Apart from Moreh, AMD has made a huge leap with its recent acquisition of Nod.ai, an open source AI software firm. “The acquisition is expected to significantly enhance our ability to provide AI customers with open software that allows them to easily deploy highly performant AI models tuned for AMD hardware,” said Boppana.
The software bet has been going on at AMD for some time now. In August, the company also announced the acquisition of Mipsology, a French AI startup, which has also been a long-standing AMD partner and developing AI software for the chipmaker, similar to Nod.ai.
Boppana then wrote, “The team will help develop our full AI software stack, expanding our open ecosystem of software tools, libraries, and models to pave the way for streamlined deployment of AI models running on AMD hardware.”
Clearly AMD has found the software route.
ROCm is bracing for MI300X
Boppana said at the AI Hardware Summit in September that AMD is getting an enormous customer pull at the moment and it is dictating a lot of the company’s tactics at the moment. “The plane is flying right now, so we cannot disassemble the engine. However, we are absolutely doing things at the foundational level to make more unification happen in our stack,” he said in an interview.
He also said that MI300 samples are already there with a lot of customers and they are testing its capabilities with ROCm. For example, MosaicML, the startup that was acquired by DataBricks has also been experimenting with AMD’s hardware since the beginning of this year, (but that is MI250, not MI300), sharing its systems with NVIDIA’s.
El Capitan, the upcoming exascale supercomputer in Lawrence Livermore National Laboratory is also hosting an unannounced number of MI300s already, building on the hype of the release.

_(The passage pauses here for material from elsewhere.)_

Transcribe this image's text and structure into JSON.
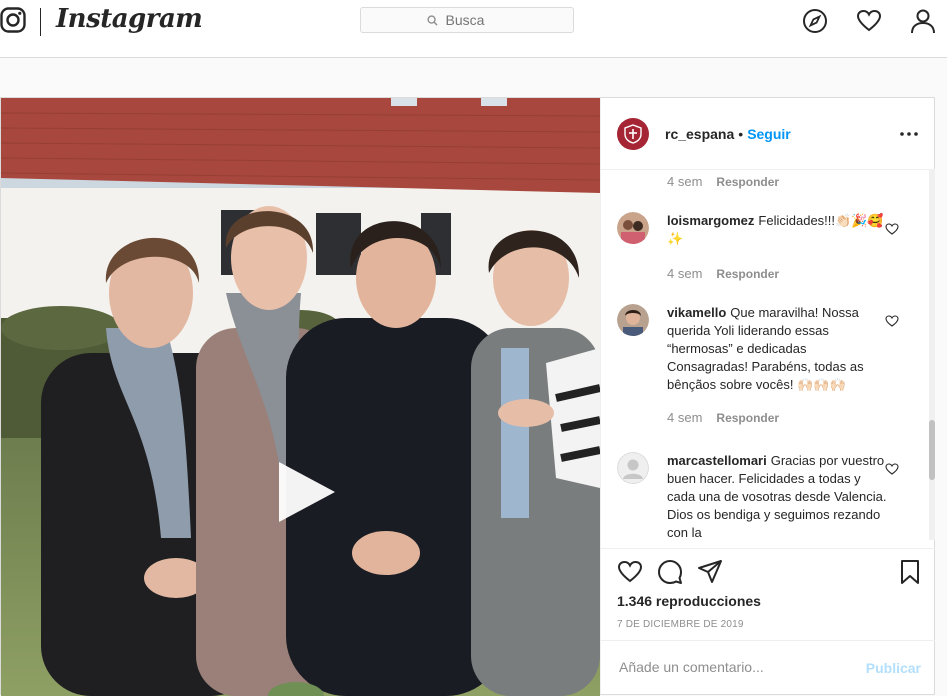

Boppana further highlighted that the performance of ROCm is going to be crucial for the success of its upcoming hardware. Despite some companies and developers embracing it, ROCm is still in the early stages of development, and “being candid, we have a few places to grow”.
So while CUDA might be the king at the moment, AMD is definitely not sitting ducks anymore with ROCm, and is driven to take over NVIDIA in the race.